Greenhushing, il rischio di perdere opportunità di business
Approfondire solo di un po’ i numeri porta ad altre riflessioni. Oltre al 58% delle aziende che sceglie di non comunicare gli impegni Esg, bisogna fare i conti anche con il 64% dei consumatori però che preferisce acquistare da aziende percepite come trasparenti – per cui la mancanza di comunicazione Esg potrebbe tradursi in una perdita di clienti – e con l’85% degli investitori che ritiene che le aziende con forti politiche Esg garantiscano rendimenti migliori – per cui le imprese che scelgono di rimanere in silenzio rischiano quindi di perdere importanti opportunità di finanziamento.
Evitare di comunicare i progressi in ambito Esg può sembrare una strategia di riduzione del rischio, ma in realtà danneggia la competitività aziendale. Secondo le stime di Bloomberg, gli asset Esg supereranno i 40mila miliardi di dollari entro il 2030. Inoltre, uno studio Sustainability Perceptions Index di Brand Finance rimarca come i grandi brand stiano perdendo miliardi di dollari di valore perché non comunicano in modo efficace i loro sforzi di sostenibilità. La mancata condivisione delle iniziative Esg può portare i consumatori a percepire l’azienda come meno affidabile o meno impegnata rispetto ai competitor che invece adottano una comunicazione più chiara e trasparente.
Uno degli effetti più problematici del greenhushing è la limitazione della condivisione di best practice tra aziende.

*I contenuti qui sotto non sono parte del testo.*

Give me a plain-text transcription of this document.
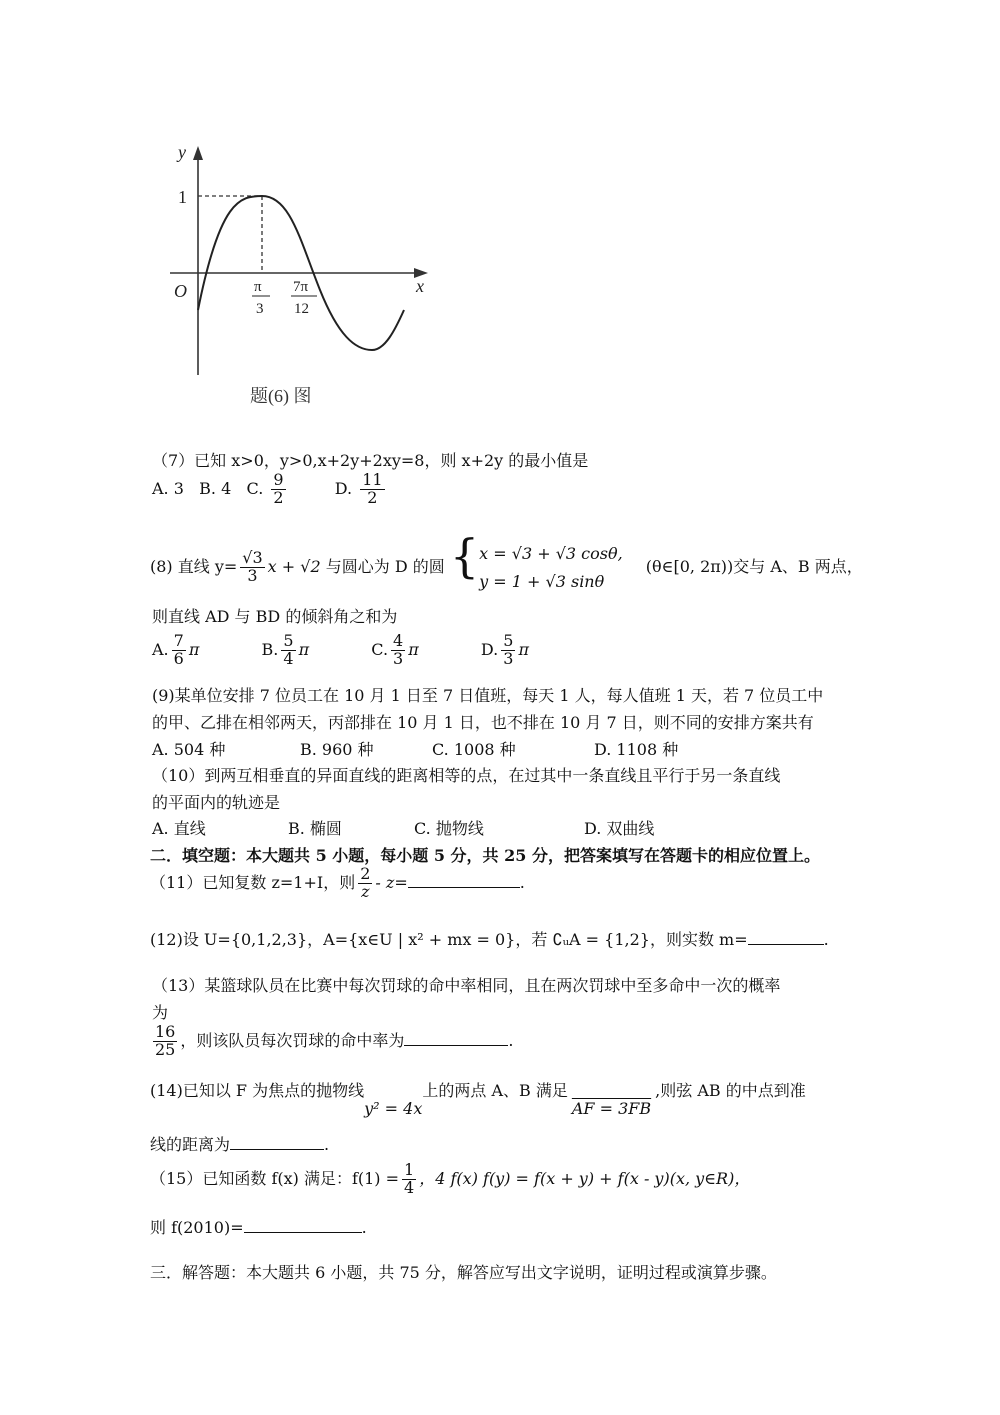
y
x
O
1
π
3
7π
12
题(6) 图
（7）已知 x>0，y>0,x+2y+2xy=8，则 x+2y 的最小值是
A. 3 B. 4 C. $\frac{9}{2}$	D. $\frac{11}{2}$
(8) 直线 $y= \frac{√3}{3}$ x + √2 与圆心为 D 的圆 { x = √3 + √3 cosθ,
y = 1 + √3 sinθ
(θ∈[0, 2π))交与 A、B 两点，
则直线 AD 与 BD 的倾斜角之和为
A. $\frac{7}{6}$ π	B. $\frac{5}{4}$ π	C. $\frac{4}{3}$ π	D. $\frac{5}{3}$ π
(9)某单位安排 7 位员工在 10 月 1 日至 7 日值班，每天 1 人，每人值班 1 天，若 7 位员工中
的甲、乙排在相邻两天，丙部排在 10 月 1 日，也不排在 10 月 7 日，则不同的安排方案共有
A. 504 种	B. 960 种	C. 1008 种	D. 1108 种
（10）到两互相垂直的异面直线的距离相等的点，在过其中一条直线且平行于另一条直线
的平面内的轨迹是
A. 直线	B. 椭圆	C. 抛物线	D. 双曲线
二．填空题：本大题共 5 小题，每小题 5 分，共 25 分，把答案填写在答题卡的相应位置上。
（11）已知复数 z=1+I，则 $\frac{2}{z} - z=$	.
(12)设 U={0,1,2,3}，A={x∈U | x² + mx = 0}，若 ∁ᵤA = {1,2}，则实数 m=	.
（13）某篮球队员在比赛中每次罚球的命中率相同，且在两次罚球中至多命中一次的概率
为
$\frac{16}{25}$ ，则该队员每次罚球的命中率为	.
(14)已知以 F 为焦点的抛物线y² = 4x上的两点 A、B 满足AF = 3FB,则弦 AB 的中点到准
线的距离为	.
（15）已知函数 f(x) 满足：$f(1) = \frac{1}{4}$ ，4 f(x) f(y) = f(x + y) + f(x - y)(x, y∈R)，
则 f(2010)=	.
三．解答题：本大题共 6 小题，共 75 分，解答应写出文字说明，证明过程或演算步骤。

L’assenza di trasparenza impedisce lo sviluppo di un dialogo costruttivo tra imprese, enti regolatori e consumatori, rallentando il progresso della sostenibilità in tutto il settore. “Il greenhushing soffoca la diffusione della conoscenza e impedisce alle aziende di imparare dai successi e dalle sfide affrontate dai competitor” – commenta Ada Rosa Balzan, Ceo di Arb Sb –. E se la sostenibilità è davvero in continua evoluzione, la collaborazione tra imprese è fondamentale per identificare soluzioni innovative e migliorare l’impatto ambientale e sociale delle attività.
Sul tema Arb Sb propone un decalogo alle aziende, una sorta di framework di “10 C” da tenere presente per indirizzare l’azione. Lo riprendiamo: comunicare solo azioni realmente intraprese dall’azienda (concretezza); assicurarsi che il comportamento aziendale rispecchi i principi di sostenibilità dichiarati (coerenza); utilizzare basi scientifiche solide per supportare le dichiarazioni Esg (consapevolezza); affidarsi a certificazioni di enti terzi per garantire credibilità (certificazioni); usare un linguaggio semplice e accessibile per tutti gli stakeholder (chiarezza); promuovere la cultura della sostenibilità a livello aziendale e verso l’esterno (cultura); diffondere le best practice e i risultati con trasparenza (condivisione); garantire che il team abbia le conoscenze necessarie in materia Esg (competenze); creare un organo interno dedicato alle strategie Esg (comitato); prima fare, poi comunicare, per evitare il rischio di greenwashing (comunicare).
Un nuovo equilibrio
Il Transparency Index 2024 evidenzia in ultimo un dato interessante: le aziende più trasparenti ottengono maggior fiducia da parte di investitori e consumatori. Alcune grandi imprese, come Pfizer e Lloyds Banking Group, si distinguono per la chiarezza con cui comunicano le proprie strategie Esg. Pfizer, ad esempio, pubblica il 76,9% delle informazioni relative alle emissioni, permettendo agli stakeholder di valutare con precisione i progressi e le sfide aziendali in ambito ambientale. Al contrario, le imprese che praticano il greenhushing rischiano di essere percepite come opache e poco affidabili, con un impatto negativo sulla reputazione e sulle opportunità di business. La trasparenza non solo aiuta a costruire fiducia, ma permette anche alle aziende di differenziarsi positivamente in un mercato sempre più attento alla sostenibilità.